Taking a walk lifts your spirits, but that feeling might go deeper than you thought: Getting active actually helps beat down depression and other mood disorders. “Large epidemiological studies suggest physical activity has a preventive function in mental health problems,” says Guy Faulkner, associate professor at the University of Toronto and editor of Mental Health and Physical Activity. Exercise is recommended by mental-health experts and should be prescribed more often than it is now, says a meta-analysis presented at the Anxiety Disorders Association of America in Baltimore last year. Research even suggests that for some people, working out can be as beneficial as medication and other therapies in treating depression. Lucy Gallson, a former Curves circuit trainer from Corbeil, Ont., has helped many people manage depression with exercise. “A lot of women say it clears their minds, relaxes their bodies and re-energizes them,” says Gallson. She herself began running nearly 30 years ago to help with her own depression, and she now power walks 3 to 5 km every morning. “Without that, I would be in a lot of trouble,” she says.

3. Avoid heart disease

“Regular brisk walking can reduce your risk of heart disease by lowering blood pressure, cholesterol and blood sugar, helping you maintain a healthy weight and reducing inflammation,” says Beth Abramson, a cardiologist based in Toronto and spokesperson for the Heart & Stroke Foundation. Having her third heart surgery at 31 forced Wendy Carr to realize that she needed to exercise to stay alive. “You have to make sure that you push yourself and do things so that you can live a strong and healthy life,” says the 35-year-old from Milton, Ont. She works out every day, taking hour-long walks outside in warmer months and jogging on her treadmill.

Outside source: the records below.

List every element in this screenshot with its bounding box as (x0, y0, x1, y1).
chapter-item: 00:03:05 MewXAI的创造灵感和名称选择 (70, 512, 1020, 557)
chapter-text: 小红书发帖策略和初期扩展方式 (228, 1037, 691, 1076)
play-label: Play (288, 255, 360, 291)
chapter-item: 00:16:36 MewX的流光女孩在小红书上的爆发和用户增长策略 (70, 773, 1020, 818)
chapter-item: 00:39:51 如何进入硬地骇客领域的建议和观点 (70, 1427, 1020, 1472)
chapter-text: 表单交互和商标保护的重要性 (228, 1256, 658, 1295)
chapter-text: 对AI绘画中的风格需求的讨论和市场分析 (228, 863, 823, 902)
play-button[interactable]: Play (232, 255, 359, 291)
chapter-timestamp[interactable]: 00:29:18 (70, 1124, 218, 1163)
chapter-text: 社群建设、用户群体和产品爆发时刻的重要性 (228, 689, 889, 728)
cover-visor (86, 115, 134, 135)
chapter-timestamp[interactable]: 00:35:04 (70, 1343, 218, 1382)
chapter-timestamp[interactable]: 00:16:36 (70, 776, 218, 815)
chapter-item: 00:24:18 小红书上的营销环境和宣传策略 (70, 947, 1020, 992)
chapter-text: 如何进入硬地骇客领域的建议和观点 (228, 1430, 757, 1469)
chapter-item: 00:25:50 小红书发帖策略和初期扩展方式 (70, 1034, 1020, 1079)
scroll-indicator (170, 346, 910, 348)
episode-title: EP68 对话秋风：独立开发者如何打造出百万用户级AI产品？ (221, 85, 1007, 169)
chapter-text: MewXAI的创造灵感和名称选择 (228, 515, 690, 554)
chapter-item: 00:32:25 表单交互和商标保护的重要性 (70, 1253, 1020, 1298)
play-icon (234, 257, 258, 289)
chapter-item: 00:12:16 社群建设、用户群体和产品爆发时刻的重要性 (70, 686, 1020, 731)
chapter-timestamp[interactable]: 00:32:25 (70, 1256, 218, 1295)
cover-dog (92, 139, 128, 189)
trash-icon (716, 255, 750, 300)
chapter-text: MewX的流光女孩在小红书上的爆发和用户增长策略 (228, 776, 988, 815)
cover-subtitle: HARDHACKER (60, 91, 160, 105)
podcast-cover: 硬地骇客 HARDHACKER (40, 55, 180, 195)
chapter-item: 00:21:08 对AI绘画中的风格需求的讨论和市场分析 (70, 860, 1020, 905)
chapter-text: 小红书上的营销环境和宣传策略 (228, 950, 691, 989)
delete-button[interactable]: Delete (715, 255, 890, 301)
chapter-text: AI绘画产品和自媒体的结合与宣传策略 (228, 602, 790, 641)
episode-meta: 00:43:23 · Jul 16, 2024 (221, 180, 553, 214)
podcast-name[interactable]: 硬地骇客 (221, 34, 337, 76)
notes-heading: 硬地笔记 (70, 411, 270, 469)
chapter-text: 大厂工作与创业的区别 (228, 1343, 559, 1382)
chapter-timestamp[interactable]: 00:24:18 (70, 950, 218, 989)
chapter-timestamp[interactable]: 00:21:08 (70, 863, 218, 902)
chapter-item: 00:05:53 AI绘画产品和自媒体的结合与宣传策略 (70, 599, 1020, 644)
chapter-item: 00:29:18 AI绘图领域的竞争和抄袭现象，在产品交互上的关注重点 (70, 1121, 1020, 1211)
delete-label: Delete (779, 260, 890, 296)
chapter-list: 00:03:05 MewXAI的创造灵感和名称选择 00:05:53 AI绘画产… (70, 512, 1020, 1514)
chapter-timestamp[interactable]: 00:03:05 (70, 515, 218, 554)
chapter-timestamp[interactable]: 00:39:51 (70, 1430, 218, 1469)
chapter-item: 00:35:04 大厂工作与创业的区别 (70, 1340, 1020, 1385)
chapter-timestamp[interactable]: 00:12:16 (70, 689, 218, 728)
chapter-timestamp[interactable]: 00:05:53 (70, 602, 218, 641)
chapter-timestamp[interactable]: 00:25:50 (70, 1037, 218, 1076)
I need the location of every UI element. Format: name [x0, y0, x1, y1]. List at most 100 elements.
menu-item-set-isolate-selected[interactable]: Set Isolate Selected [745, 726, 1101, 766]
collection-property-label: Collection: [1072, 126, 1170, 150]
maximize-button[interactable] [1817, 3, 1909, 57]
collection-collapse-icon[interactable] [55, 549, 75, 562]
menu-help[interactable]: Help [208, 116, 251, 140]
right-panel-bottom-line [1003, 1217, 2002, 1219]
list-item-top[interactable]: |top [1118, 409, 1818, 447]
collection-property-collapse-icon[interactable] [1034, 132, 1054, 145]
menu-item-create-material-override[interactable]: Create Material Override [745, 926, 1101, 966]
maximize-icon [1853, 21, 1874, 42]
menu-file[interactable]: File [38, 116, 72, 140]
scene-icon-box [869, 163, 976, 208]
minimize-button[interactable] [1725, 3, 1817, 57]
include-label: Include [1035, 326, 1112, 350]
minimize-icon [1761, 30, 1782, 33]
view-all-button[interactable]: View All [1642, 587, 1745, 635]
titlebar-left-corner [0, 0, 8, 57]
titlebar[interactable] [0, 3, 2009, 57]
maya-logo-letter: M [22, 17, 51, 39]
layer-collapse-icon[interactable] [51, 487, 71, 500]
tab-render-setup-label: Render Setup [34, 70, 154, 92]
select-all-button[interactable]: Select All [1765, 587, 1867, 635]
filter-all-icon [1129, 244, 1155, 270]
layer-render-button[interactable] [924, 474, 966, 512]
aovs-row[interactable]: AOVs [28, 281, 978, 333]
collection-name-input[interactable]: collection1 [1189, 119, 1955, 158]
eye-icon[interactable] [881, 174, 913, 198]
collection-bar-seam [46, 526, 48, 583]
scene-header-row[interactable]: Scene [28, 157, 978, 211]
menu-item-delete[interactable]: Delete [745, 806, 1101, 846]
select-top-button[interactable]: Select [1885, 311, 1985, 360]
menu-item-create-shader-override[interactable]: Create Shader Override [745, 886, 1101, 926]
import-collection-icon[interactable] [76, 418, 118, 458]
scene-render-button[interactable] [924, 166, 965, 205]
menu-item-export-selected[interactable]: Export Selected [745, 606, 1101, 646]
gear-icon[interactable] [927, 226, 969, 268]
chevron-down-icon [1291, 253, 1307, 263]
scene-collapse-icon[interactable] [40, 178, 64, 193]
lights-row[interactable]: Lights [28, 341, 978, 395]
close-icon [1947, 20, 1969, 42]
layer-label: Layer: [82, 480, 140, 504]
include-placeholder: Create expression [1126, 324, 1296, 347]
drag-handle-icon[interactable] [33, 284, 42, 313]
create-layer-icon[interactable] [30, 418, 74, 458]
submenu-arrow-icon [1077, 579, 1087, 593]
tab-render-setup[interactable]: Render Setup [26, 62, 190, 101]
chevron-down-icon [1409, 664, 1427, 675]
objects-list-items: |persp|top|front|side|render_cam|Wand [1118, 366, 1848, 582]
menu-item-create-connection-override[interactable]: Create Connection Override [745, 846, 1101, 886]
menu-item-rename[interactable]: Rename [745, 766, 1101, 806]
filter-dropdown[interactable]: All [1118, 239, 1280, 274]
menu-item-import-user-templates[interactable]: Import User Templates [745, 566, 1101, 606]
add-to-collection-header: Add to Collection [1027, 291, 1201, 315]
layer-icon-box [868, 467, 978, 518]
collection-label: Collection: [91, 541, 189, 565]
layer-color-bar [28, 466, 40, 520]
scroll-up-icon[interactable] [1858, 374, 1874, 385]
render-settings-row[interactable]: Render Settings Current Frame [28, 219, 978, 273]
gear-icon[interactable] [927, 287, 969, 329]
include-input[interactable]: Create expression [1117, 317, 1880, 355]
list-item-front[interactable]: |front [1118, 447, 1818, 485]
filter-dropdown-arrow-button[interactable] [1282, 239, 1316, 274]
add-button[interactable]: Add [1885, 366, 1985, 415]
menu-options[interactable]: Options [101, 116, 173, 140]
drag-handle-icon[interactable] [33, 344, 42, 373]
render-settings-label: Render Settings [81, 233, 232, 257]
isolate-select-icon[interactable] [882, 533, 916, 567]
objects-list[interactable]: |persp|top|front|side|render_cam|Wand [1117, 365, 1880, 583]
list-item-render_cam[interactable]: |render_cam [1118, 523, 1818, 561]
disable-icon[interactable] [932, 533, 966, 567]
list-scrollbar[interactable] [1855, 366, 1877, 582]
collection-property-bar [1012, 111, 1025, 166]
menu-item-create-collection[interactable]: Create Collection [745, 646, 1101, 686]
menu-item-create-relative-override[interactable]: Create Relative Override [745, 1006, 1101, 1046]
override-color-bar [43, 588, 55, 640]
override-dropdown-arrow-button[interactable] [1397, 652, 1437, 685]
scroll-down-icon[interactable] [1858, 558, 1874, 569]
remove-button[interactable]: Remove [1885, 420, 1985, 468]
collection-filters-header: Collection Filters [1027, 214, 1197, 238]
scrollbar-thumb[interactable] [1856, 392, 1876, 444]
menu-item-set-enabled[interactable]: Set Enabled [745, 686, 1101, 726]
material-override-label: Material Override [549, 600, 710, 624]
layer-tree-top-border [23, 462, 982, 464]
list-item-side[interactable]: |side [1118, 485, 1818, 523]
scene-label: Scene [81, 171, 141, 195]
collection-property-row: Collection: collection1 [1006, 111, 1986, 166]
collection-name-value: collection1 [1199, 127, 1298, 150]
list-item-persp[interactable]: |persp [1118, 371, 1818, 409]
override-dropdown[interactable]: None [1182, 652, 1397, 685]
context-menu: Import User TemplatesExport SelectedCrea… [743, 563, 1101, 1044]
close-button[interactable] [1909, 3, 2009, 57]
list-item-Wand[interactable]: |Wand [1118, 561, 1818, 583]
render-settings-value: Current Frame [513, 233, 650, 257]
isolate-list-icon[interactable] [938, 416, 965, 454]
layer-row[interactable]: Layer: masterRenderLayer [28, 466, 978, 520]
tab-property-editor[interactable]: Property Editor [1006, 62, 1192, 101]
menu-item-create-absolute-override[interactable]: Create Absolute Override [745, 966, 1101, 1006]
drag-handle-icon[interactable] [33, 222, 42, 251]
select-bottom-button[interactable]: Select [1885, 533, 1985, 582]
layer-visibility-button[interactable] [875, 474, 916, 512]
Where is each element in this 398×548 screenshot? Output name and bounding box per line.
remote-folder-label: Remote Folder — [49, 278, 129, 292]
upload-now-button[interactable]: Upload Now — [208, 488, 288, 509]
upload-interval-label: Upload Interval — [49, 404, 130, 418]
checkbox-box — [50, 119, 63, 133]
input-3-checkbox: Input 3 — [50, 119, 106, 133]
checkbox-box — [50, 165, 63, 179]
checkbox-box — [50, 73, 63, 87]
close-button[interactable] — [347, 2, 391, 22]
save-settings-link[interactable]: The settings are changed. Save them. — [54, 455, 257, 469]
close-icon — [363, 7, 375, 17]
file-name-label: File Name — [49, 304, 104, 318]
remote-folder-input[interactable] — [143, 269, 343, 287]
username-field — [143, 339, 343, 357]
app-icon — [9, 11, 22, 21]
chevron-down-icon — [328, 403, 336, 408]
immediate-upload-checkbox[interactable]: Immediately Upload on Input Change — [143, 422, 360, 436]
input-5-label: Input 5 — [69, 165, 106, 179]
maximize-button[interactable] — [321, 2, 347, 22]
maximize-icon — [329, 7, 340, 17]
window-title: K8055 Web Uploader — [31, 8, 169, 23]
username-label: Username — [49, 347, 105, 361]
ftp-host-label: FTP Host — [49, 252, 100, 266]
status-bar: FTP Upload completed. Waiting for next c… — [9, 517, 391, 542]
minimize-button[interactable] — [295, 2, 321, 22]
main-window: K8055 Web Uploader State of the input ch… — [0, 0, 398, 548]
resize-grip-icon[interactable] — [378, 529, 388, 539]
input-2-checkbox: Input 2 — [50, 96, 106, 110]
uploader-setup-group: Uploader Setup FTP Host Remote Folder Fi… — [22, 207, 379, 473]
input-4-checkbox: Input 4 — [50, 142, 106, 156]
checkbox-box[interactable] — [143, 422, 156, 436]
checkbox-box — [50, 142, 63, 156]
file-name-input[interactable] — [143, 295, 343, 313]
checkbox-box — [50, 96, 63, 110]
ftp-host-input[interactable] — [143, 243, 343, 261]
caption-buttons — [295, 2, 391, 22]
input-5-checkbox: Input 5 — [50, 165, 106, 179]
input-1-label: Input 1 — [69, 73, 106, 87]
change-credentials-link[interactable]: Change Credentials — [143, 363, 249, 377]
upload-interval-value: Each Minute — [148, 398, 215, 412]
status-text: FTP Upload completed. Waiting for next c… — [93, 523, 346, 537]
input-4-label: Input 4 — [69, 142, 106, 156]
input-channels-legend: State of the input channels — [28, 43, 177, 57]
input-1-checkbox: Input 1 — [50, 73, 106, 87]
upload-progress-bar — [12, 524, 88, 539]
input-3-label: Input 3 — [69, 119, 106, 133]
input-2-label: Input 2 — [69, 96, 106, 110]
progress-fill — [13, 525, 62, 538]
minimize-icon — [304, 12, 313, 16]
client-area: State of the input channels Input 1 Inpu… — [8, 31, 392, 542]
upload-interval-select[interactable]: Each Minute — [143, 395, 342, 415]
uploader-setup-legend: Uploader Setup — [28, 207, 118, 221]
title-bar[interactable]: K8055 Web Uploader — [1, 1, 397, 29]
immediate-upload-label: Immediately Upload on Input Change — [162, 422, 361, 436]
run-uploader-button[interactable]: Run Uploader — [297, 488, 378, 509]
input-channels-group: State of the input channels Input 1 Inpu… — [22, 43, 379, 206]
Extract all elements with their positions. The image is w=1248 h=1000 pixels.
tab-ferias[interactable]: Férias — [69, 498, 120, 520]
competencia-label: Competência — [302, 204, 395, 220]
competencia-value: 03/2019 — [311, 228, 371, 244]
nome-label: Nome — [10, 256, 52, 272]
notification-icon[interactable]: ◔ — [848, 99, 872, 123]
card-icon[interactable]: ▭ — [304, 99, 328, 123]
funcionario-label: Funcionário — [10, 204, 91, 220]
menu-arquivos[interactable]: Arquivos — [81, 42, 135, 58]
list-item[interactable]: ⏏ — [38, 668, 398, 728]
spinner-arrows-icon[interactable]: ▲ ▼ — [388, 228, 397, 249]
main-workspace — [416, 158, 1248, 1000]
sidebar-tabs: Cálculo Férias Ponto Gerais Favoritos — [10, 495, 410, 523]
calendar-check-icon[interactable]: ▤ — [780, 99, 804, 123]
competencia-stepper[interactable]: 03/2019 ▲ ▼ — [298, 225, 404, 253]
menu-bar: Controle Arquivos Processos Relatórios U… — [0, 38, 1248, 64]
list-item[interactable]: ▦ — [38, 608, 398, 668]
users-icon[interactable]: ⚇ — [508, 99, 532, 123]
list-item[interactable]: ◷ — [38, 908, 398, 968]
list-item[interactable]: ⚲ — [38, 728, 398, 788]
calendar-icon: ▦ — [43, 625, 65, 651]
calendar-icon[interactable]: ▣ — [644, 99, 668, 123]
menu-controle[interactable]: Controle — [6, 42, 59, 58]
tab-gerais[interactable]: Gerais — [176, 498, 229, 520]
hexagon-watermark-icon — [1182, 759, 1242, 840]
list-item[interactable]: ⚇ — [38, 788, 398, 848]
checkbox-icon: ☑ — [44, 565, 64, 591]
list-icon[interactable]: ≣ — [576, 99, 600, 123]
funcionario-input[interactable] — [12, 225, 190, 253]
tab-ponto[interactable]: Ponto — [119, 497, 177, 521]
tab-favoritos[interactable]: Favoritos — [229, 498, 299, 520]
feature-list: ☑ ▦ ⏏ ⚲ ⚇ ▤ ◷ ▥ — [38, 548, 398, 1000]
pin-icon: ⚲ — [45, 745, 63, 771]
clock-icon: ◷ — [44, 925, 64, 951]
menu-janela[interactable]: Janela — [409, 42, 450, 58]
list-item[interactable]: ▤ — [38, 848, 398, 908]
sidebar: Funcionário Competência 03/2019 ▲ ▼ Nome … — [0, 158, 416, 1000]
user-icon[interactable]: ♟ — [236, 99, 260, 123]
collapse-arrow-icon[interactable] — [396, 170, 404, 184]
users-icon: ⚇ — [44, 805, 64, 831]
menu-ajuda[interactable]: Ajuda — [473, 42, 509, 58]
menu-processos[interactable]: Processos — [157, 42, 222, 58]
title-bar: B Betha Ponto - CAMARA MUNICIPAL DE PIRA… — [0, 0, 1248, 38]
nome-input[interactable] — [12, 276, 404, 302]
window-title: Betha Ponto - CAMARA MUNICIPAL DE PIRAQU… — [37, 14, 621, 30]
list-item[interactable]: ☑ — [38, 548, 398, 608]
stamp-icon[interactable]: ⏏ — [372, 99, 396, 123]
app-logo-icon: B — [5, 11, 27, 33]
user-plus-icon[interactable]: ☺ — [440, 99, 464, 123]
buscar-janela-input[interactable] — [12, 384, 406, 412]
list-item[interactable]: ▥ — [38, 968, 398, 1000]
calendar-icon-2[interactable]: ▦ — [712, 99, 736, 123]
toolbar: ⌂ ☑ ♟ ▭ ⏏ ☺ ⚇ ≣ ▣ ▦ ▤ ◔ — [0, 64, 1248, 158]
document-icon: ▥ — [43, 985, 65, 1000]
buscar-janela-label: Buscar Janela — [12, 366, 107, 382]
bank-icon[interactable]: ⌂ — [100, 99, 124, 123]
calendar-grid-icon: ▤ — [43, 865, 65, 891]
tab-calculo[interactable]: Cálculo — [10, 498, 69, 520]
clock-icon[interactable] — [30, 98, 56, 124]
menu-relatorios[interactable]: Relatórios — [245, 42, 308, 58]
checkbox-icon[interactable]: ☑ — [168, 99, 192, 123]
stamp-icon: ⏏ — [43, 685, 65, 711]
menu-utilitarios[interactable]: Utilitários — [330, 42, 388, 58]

She also uses Nintendo Wii Fit and workout videos. “I always have my heart monitor on so I stay inside my target heart rate,” she says.

4. Tackle joint pain

Although many people with arthritis are worried exercising will hurt their knees, they shouldn’t be: The American College of Sports Medicine recently released a review of studies that found exercise has more benefits for knee health than drawbacks. In fact, numerous studies show exercise helps reduce stress on weight-bearing joints by making cartilage healthier and stronger, says Kam Shojania, head of rheumatology at the University of British Columbia. When his patients — mostly women in their 40s — step into his Vancouver office with arthritis pain, he tells them to start working out.

In addition to strengthening your joints, exercise can help you lose weight, which reduces the load on your knees. It also boosts bone health, helping to fend off osteoarthritis. While combatting a predisposition to osteoarthritis and rheumatoid arthritis can be tough, regular exercise is half the battle, Shojania says. His wife goes to the gym four times a week to help her avoid getting the arthritis her mother has. “She’s fighting her genetics and she’s doing well, because she’s avoiding obesity and keeping fit.”

5. Dodge diabetes

Clip on your pedometer: Walking 10,000 steps every day combined with modest weight loss reduces your risk of type 2 diabetes — even if you’re pre-diabetic. A 2011 Australian study found that people who went from 3,000 to 10,000 daily steps five days a week improved their sensitivity to insulin threefold, significantly cutting their risk of type 2 diabetes. And if you have diabetes, vigorous walking is an excellent blood-sugar buster, lowering levels for many hours after a workout, says Jon McGavock, exercise physiologist and University of Manitoba assistant professor, who works with kids with diabetes. He says exercise can even help them need less medicine. “The benefits are really long-lasting.”

Stacey Mortenson knows that firsthand; the 36-year-old Saskatoon music teacher has always been fit, but after being diagnosed with type 1 diabetes at 33, she knew it was more important than ever to work out. “As a single parent, I was running, and I felt guilty sometimes for the time I was putting into it,” she says. “As soon as I got diabetes, the guilt disappeared, because by working out, I’m going to be around longer for my daughter.”